Le M5 RFP affirme ne pas se reconnaître dans la mise en place du CNT. En tout cas pas dans le format proposé qui, pour le M5-RFP, crée toutes les conditions d’un régime militaire déguisé. Dans un communiqué lu par Abdoul Kader Maïga, le M5 dit n’avoir pas été surpris par l’attitude des militaires dont le but est de confisquer le pouvoir. « Le M5-RFP, sans étonnement et sans surprise, a appris par les réseaux sociaux avant d’en avoir confirmation dans le journal officiel du mardi 10 novembre 2020, l’adoption de deux décrets fixant respectivement les modalités de désignation des membres du Conseil national de transition et la clé de répartition dudit organe », a déclaré Abdoul Kader Maïga.
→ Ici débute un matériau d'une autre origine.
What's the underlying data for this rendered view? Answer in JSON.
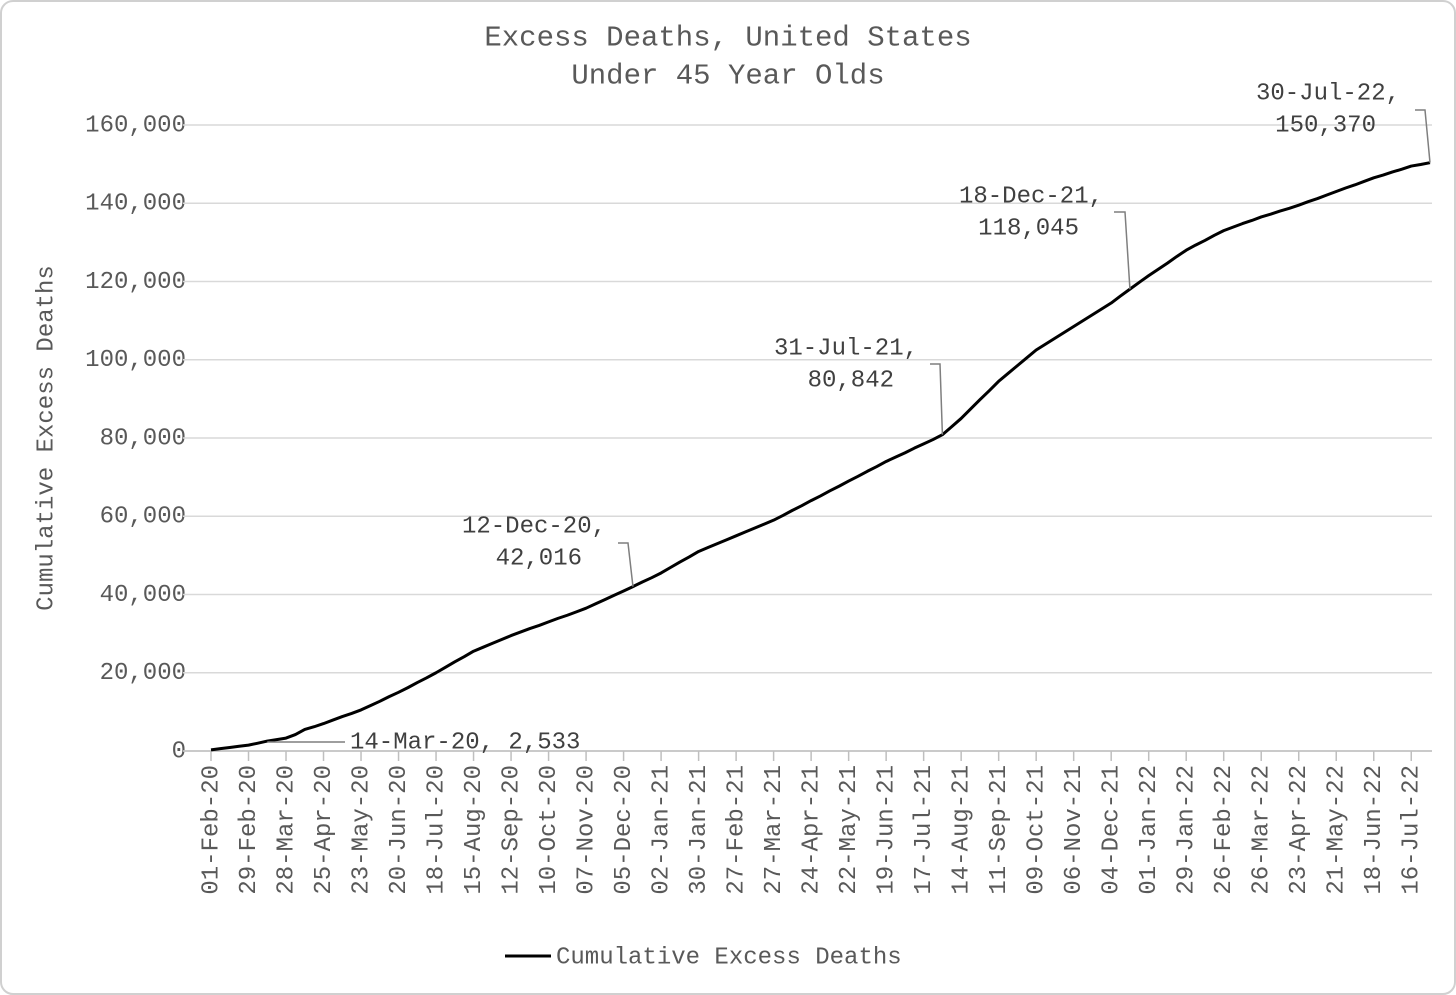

De l’analyse du M5-RFP, ces deux décrets sont inacceptables pour diverses raisons.  D’abord, les irrégularités aussi bien dans la forme que dans le fond des deux textes, ensuite le délai imparti pour le dépôt des candidatures. Pour le M5-RFP, le fond et la forme des décrets violent les textes fondamentaux. Et il ne saurait cautionner aucune violation des textes fondamentaux, en l’occurrence la constitution et la charte de la transition. Aussi, le délai de 48 heures imparti aux candidats pour déposer leurs dossiers procède d’une méconnaissance totale des réalités du Mali, dénonce M. Maïga.

Que feront en effet les candidats dont les casiers judiciaires doivent être délivrés dans des localités éloignés de Bamako, ou situées en zone d’insécurité pour obtenir ce document sans lequel leurs dossiers seront forcément incomplets et de ce fait rejetés, s’interroge le M5. Pour lui, ce court délai procède aussi d’une volonté de favoriser la fraude et le favoritisme.

Par rapport à l’étude des dossiers, le M5-RFP affirme qu’il est inadmissible que le Vice-président de la transition, encore président du Cnsp non encore dissout, dispose d’un pouvoir de censeur pour choisir les bons et mauvais candidats en lieu et place des entités concernées. Car, il ne dispose aucune connaissance des candidats, aucun droit ou encore moins aucune légitimité pour s’octroyer une telle prérogative dont le but inavoué est d’amener les seuls amis, parents et affiliés au CNT.

« Ces manœuvres sur la mise en place du CNT ont fait tomber les masques et dévoiler la nature purement militaire de la transition avec un habillage civil, qui ne trompe plus personne ni au Mali ni parmi les observateurs internationaux », déclare M. Maïga

Pour le M5, ces pratiques consistent à maintenir le régime IBK sans IBK, contre lequel le peuple malien s’est battu. A cet effet, il appartient au peuple malien de se mettre debout, de dénoncer la restauration en cours, de se battre contre le maintien du régime d’IBK sans IBK et de refuser la manipulation et la forfaiture en cours, invite M. Maïga.

En conséquence, le M5-RFP lance un appel à toutes les forces patriotiques, politiques et sociales, pour se concerter, rentrer en résistance et faire face pour sauver la démocratie et la république afin de réaliser le changement pour lequel des millions de Maliens se sont battus et dont certains ont consenti le sacrifice suprême. Par ailleurs, le M5-RFP refuse de servir et fait valoir à un régime militaire déguisé. Selon Abdoul Kader Maïga, le M5 a unanimement décidé de ne pas participer au Conseil national de transition dans le format proposé. Par conséquent, le M5-RFP dénie à quiconque d’y participer en son nom, et met en garde les autorités de la transition contre toute manipulation visant à associer son nom à cette mascarade, a-t-il conclu.